Blog network Weblogs, Inc. sold to AOL in October 2005, for a reported $25 million. I was in San Francisco when it happened, at the Web 2.0 Conference. The morning the deal went public, I remember founder Jason Calacanis arriving at the conference with a smile as wide as the Cheshire Cat himself. He positively glowed, while basking in the congratulations and praise from fellow entrepreneurs at the event. Come to think of it, I've rarely seen Jason Calacanis without a smile on his face. It's usually a mischievous one too, because he likes to be the center of attention.
An excerpt from Dan Frommer's Rise of the Tech Bandits:
"After the crash, the Web 2.0 boom in the mid-2000s gave birth to a new batch of media startups running cheap publishing software and network ads.

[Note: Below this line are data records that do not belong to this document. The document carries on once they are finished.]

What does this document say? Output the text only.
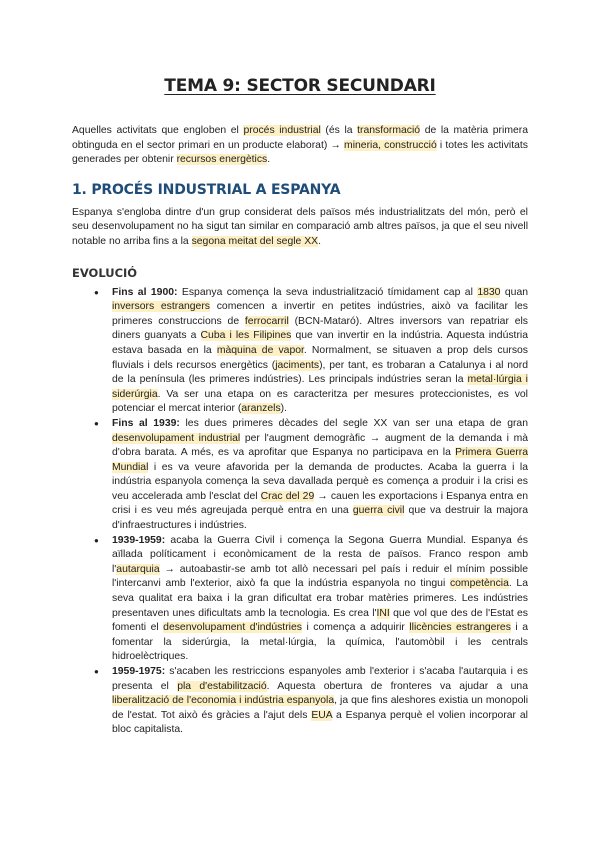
TEMA 9: SECTOR SECUNDARI

Aquelles activitats que engloben el procés industrial (és la transformació de la matèria primera obtinguda en el sector primari en un producte elaborat) → mineria, construcció i totes les activitats generades per obtenir recursos energètics.

1. PROCÉS INDUSTRIAL A ESPANYA

Espanya s'engloba dintre d'un grup considerat dels països més industrialitzats del món, però el seu desenvolupament no ha sigut tan similar en comparació amb altres països, ja que el seu nivell notable no arriba fins a la segona meitat del segle XX.

EVOLUCIÓ
● Fins al 1900: Espanya comença la seva industrialització tímidament cap al 1830 quan inversors estrangers comencen a invertir en petites indústries, això va facilitar les primeres construccions de ferrocarril (BCN-Mataró). Altres inversors van repatriar els diners guanyats a Cuba i les Filipines que van invertir en la indústria. Aquesta indústria estava basada en la màquina de vapor. Normalment, se situaven a prop dels cursos fluvials i dels recursos energètics (jaciments), per tant, es trobaran a Catalunya i al nord de la península (les primeres indústries). Les principals indústries seran la metal·lúrgia i siderúrgia. Va ser una etapa on es caracteritza per mesures proteccionistes, es vol potenciar el mercat interior (aranzels).
● Fins al 1939: les dues primeres dècades del segle XX van ser una etapa de gran desenvolupament industrial per l'augment demogràfic → augment de la demanda i mà d'obra barata. A més, es va aprofitar que Espanya no participava en la Primera Guerra Mundial i es va veure afavorida per la demanda de productes. Acaba la guerra i la indústria espanyola comença la seva davallada perquè es comença a produir i la crisi es veu accelerada amb l'esclat del Crac del 29 → cauen les exportacions i Espanya entra en crisi i es veu més agreujada perquè entra en una guerra civil que va destruir la majora d'infraestructures i indústries.
● 1939-1959: acaba la Guerra Civil i comença la Segona Guerra Mundial. Espanya és aïllada políticament i econòmicament de la resta de països. Franco respon amb l'autarquia → autoabastir-se amb tot allò necessari pel país i reduir el mínim possible l'intercanvi amb l'exterior, això fa que la indústria espanyola no tingui competència. La seva qualitat era baixa i la gran dificultat era trobar matèries primeres. Les indústries presentaven unes dificultats amb la tecnologia. Es crea l'INI que vol que des de l'Estat es fomenti el desenvolupament d'indústries i comença a adquirir llicències estrangeres i a fomentar la siderúrgia, la metal·lúrgia, la química, l'automòbil i les centrals hidroelèctriques.
● 1959-1975: s'acaben les restriccions espanyoles amb l'exterior i s'acaba l'autarquia i es presenta el pla d'estabilització. Aquesta obertura de fronteres va ajudar a una liberalització de l'economia i indústria espanyola, ja que fins aleshores existia un monopoli de l'estat. Tot això és gràcies a l'ajut dels EUA a Espanya perquè el volien incorporar al bloc capitalista.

Free of expenses like copy editors, design staffs or Midtown offices, they told Silicon Valley’s inside story, started breaking big news and quickly caught on.
The most famous, of course, is TechCrunch, the site founded in 2005 by former attorney Mike Arrington and operated for years out of his house in Silicon Valley. (AOL bought TechCrunch in 2010 for more than $25 million.) Mashable also launched in 2005, the creation of 19-year-old Scottish kid Pete Cashmore, now drawing more readers than TechCrunch and, reportedly, with acquisition interest from CNN.[...]

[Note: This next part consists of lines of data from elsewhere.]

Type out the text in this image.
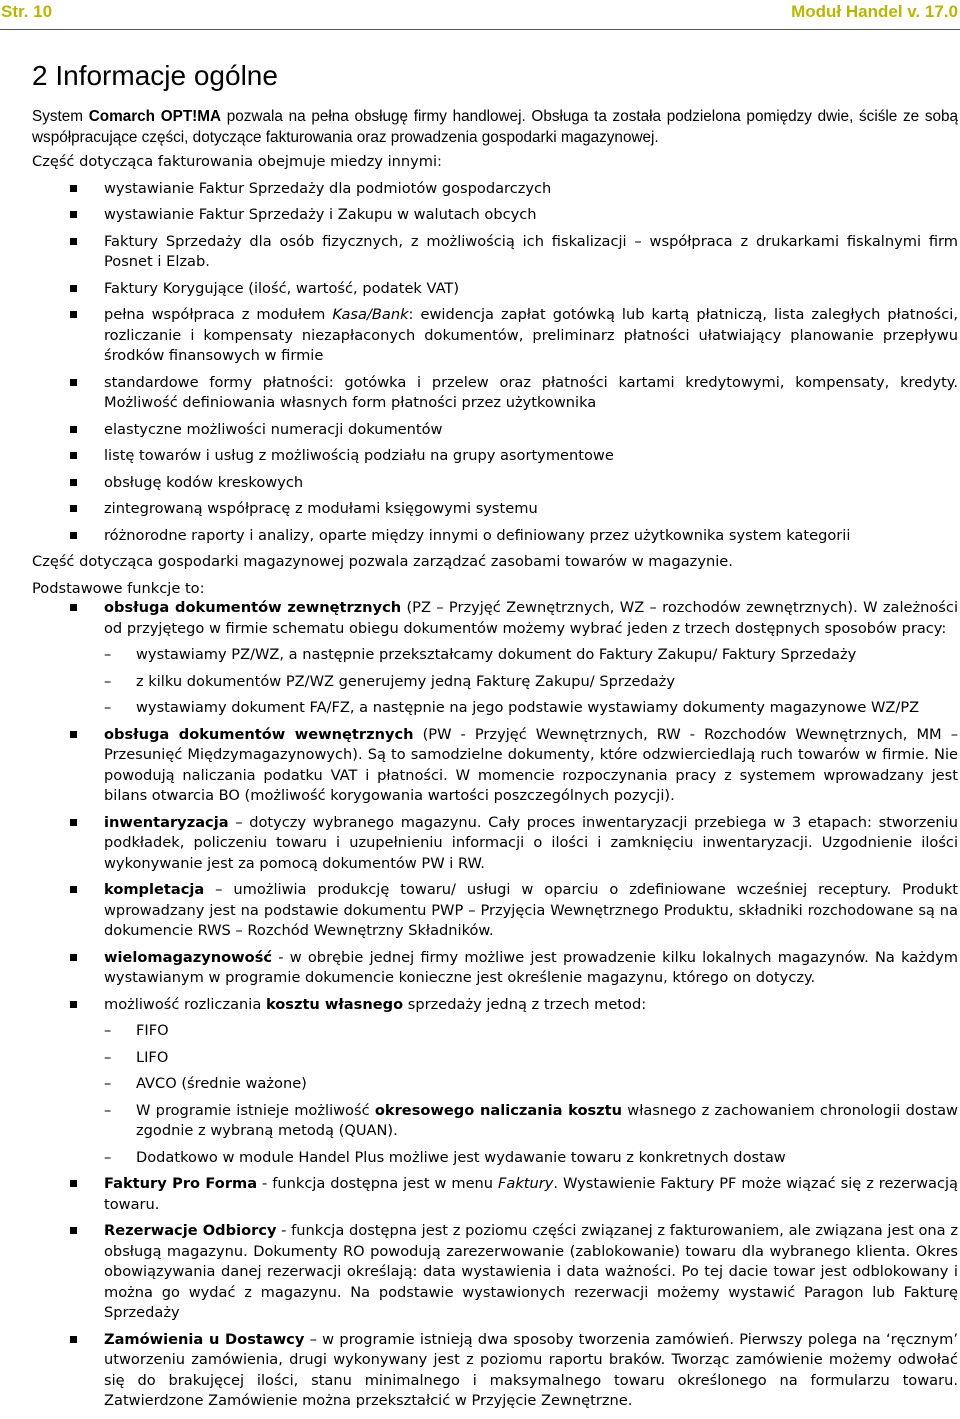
Str. 10	Moduł Handel v. 17.0
2 Informacje ogólne

System Comarch OPT!MA pozwala na pełna obsługę firmy handlowej. Obsługa ta została podzielona pomiędzy dwie, ściśle ze sobą współpracujące części, dotyczące fakturowania oraz prowadzenia gospodarki magazynowej.

Część dotycząca fakturowania obejmuje miedzy innymi:

wystawianie Faktur Sprzedaży dla podmiotów gospodarczych
wystawianie Faktur Sprzedaży i Zakupu w walutach obcych
Faktury Sprzedaży dla osób fizycznych, z możliwością ich fiskalizacji – współpraca z drukarkami fiskalnymi firm Posnet i Elzab.
Faktury Korygujące (ilość, wartość, podatek VAT)
pełna współpraca z modułem Kasa/Bank: ewidencja zapłat gotówką lub kartą płatniczą, lista zaległych płatności, rozliczanie i kompensaty niezapłaconych dokumentów, preliminarz płatności ułatwiający planowanie przepływu środków finansowych w firmie
standardowe formy płatności: gotówka i przelew oraz płatności kartami kredytowymi, kompensaty, kredyty. Możliwość definiowania własnych form płatności przez użytkownika
elastyczne możliwości numeracji dokumentów
listę towarów i usług z możliwością podziału na grupy asortymentowe
obsługę kodów kreskowych
zintegrowaną współpracę z modułami księgowymi systemu
różnorodne raporty i analizy, oparte między innymi o definiowany przez użytkownika system kategorii

Część dotycząca gospodarki magazynowej pozwala zarządzać zasobami towarów w magazynie.

Podstawowe funkcje to:

obsługa dokumentów zewnętrznych (PZ – Przyjęć Zewnętrznych, WZ – rozchodów zewnętrznych). W zależności od przyjętego w firmie schematu obiegu dokumentów możemy wybrać jeden z trzech dostępnych sposobów pracy:
– wystawiamy PZ/WZ, a następnie przekształcamy dokument do Faktury Zakupu/ Faktury Sprzedaży
– z kilku dokumentów PZ/WZ generujemy jedną Fakturę Zakupu/ Sprzedaży
– wystawiamy dokument FA/FZ, a następnie na jego podstawie wystawiamy dokumenty magazynowe WZ/PZ
obsługa dokumentów wewnętrznych (PW - Przyjęć Wewnętrznych, RW - Rozchodów Wewnętrznych, MM – Przesunięć Międzymagazynowych). Są to samodzielne dokumenty, które odzwierciedlają ruch towarów w firmie. Nie powodują naliczania podatku VAT i płatności. W momencie rozpoczynania pracy z systemem wprowadzany jest bilans otwarcia BO (możliwość korygowania wartości poszczególnych pozycji).
inwentaryzacja – dotyczy wybranego magazynu. Cały proces inwentaryzacji przebiega w 3 etapach: stworzeniu podkładek, policzeniu towaru i uzupełnieniu informacji o ilości i zamknięciu inwentaryzacji. Uzgodnienie ilości wykonywanie jest za pomocą dokumentów PW i RW.
kompletacja – umożliwia produkcję towaru/ usługi w oparciu o zdefiniowane wcześniej receptury. Produkt wprowadzany jest na podstawie dokumentu PWP – Przyjęcia Wewnętrznego Produktu, składniki rozchodowane są na dokumencie RWS – Rozchód Wewnętrzny Składników.
wielomagazynowość - w obrębie jednej firmy możliwe jest prowadzenie kilku lokalnych magazynów. Na każdym wystawianym w programie dokumencie konieczne jest określenie magazynu, którego on dotyczy.
możliwość rozliczania kosztu własnego sprzedaży jedną z trzech metod:
– FIFO
– LIFO
– AVCO (średnie ważone)
– W programie istnieje możliwość okresowego naliczania kosztu własnego z zachowaniem chronologii dostaw zgodnie z wybraną metodą (QUAN).
– Dodatkowo w module Handel Plus możliwe jest wydawanie towaru z konkretnych dostaw
Faktury Pro Forma - funkcja dostępna jest w menu Faktury. Wystawienie Faktury PF może wiązać się z rezerwacją towaru.
Rezerwacje Odbiorcy - funkcja dostępna jest z poziomu części związanej z fakturowaniem, ale związana jest ona z obsługą magazynu. Dokumenty RO powodują zarezerwowanie (zablokowanie) towaru dla wybranego klienta. Okres obowiązywania danej rezerwacji określają: data wystawienia i data ważności. Po tej dacie towar jest odblokowany i można go wydać z magazynu. Na podstawie wystawionych rezerwacji możemy wystawić Paragon lub Fakturę Sprzedaży
Zamówienia u Dostawcy – w programie istnieją dwa sposoby tworzenia zamówień. Pierwszy polega na ‘ręcznym’ utworzeniu zamówienia, drugi wykonywany jest z poziomu raportu braków. Tworząc zamówienie możemy odwołać się do brakujęcej ilości, stanu minimalnego i maksymalnego towaru określonego na formularzu towaru. Zatwierdzone Zamówienie można przekształcić w Przyjęcie Zewnętrzne.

The Web was finally covering itself better than its print counterparts — and independently."
The Weblogs, Inc. sale was the first high profile acquisition of a blogging business, setting the scene for future blog acquisitions like The Huffington Post, Ars Technica, TechCrunch and PaidContent. Calacanis wasn't even a pro blogger. Rather, he was the CEO of a wide-ranging network of blogs that began in September 2003. The most high profile blog under his stewardship was Engadget.